PAAPAM urges removal of SBP auto financing cap to boost car sales

Suzuki used car gala

Karachi, January 10, 2026 – The Pakistan Association of Automotive Parts & Accessories Manufacturers (PAAPAM) has called on the government to remove the Rs 3 million auto financing cap imposed by the State Bank of Pakistan (SBP), saying the move would help car buyers and accelerate growth in the local automotive industry.

The request came during the recent visit of Federal Minister for Commerce Jam Kamal Khan to the Bin Qasim automotive cluster, where he toured key production facilities of Pak Suzuki Motor Company and the Tecno Auto Glass Factory. The Minister was briefed on local automotive parts production and ongoing indigenization initiatives.

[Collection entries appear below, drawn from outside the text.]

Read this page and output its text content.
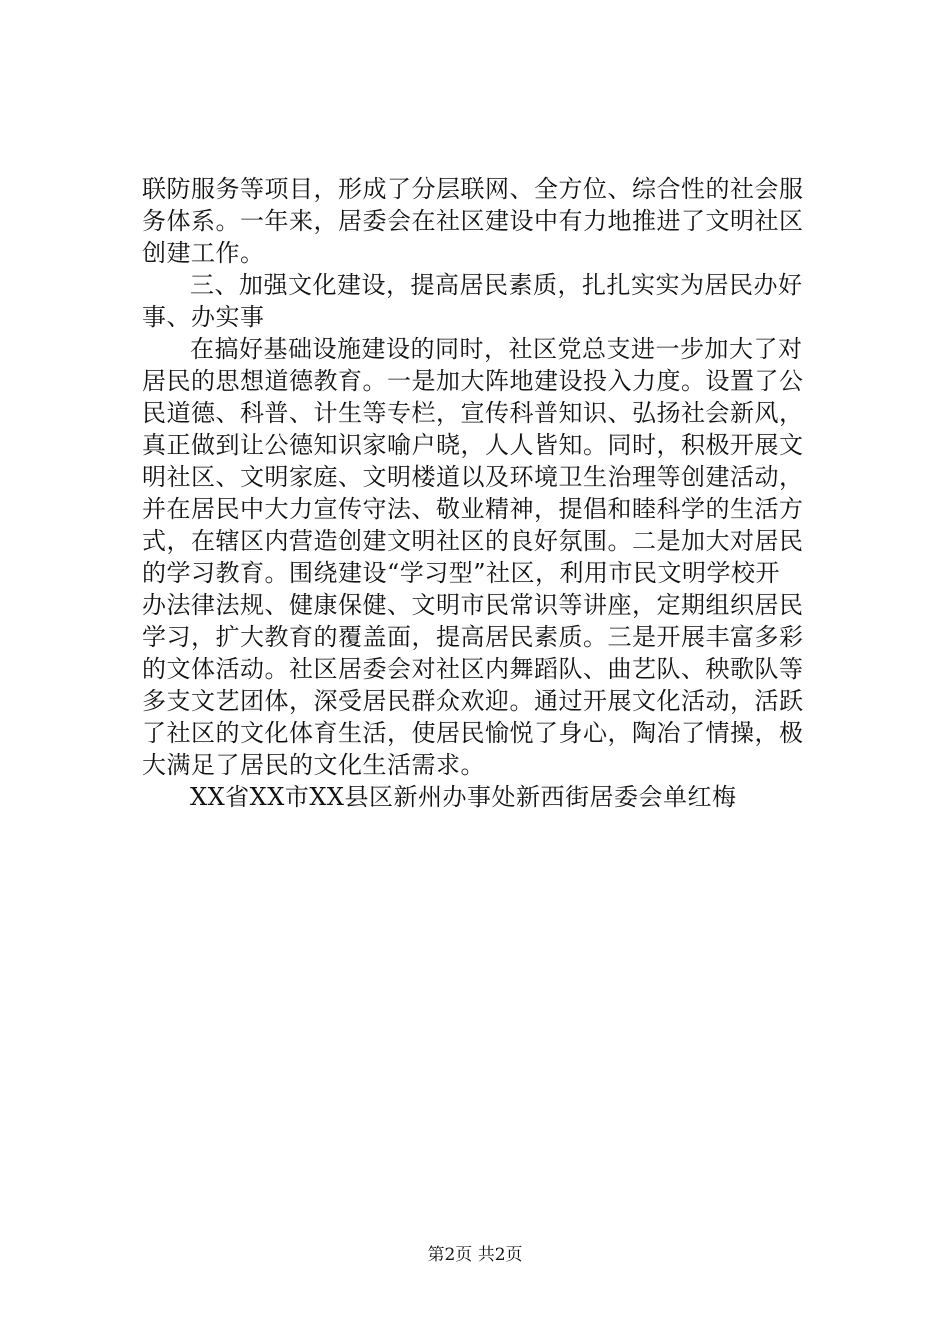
联防服务等项目，形成了分层联网、全方位、综合性的社会服
务体系。一年来，居委会在社区建设中有力地推进了文明社区
创建工作。
三、加强文化建设，提高居民素质，扎扎实实为居民办好
事、办实事
在搞好基础设施建设的同时，社区党总支进一步加大了对
居民的思想道德教育。一是加大阵地建设投入力度。设置了公
民道德、科普、计生等专栏，宣传科普知识、弘扬社会新风，
真正做到让公德知识家喻户晓，人人皆知。同时，积极开展文
明社区、文明家庭、文明楼道以及环境卫生治理等创建活动，
并在居民中大力宣传守法、敬业精神，提倡和睦科学的生活方
式，在辖区内营造创建文明社区的良好氛围。二是加大对居民
的学习教育。围绕建设“学习型”社区，利用市民文明学校开
办法律法规、健康保健、文明市民常识等讲座，定期组织居民
学习，扩大教育的覆盖面，提高居民素质。三是开展丰富多彩
的文体活动。社区居委会对社区内舞蹈队、曲艺队、秧歌队等
多支文艺团体，深受居民群众欢迎。通过开展文化活动，活跃
了社区的文化体育生活，使居民愉悦了身心，陶冶了情操，极
大满足了居民的文化生活需求。
XX省XX市XX县区新州办事处新西街居委会单红梅
第2页 共2页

Speaking on the visit, Jam Kamal Khan praised the world-class quality of locally manufactured automotive components and highlighted the sector’s role in GDP growth, job creation, and technology acquisition. He described Pakistan’s automotive industry as a critical driver of economic activity.

The Commerce Minister expressed optimism that sales of locally produced vehicles would rise in the coming years, driven by government policies discouraging imports of used cars. PAAPAM welcomed these measures, emphasizing that they provide vital support to domestic parts manufacturers and strengthen the local supply chain.

Looking ahead, the Minister noted that Pakistan’s current annual car production of under 200,000 units could increase to 500,000–1 million units, creating significant investment opportunities. He stressed that enhanced auto financing facilities are essential to boost sales volumes and unlock the sector’s full growth potential.

By lifting the SBP financing cap, PAAPAM argues, more consumers would be able to purchase locally manufactured cars, further stimulating the domestic automotive ecosystem.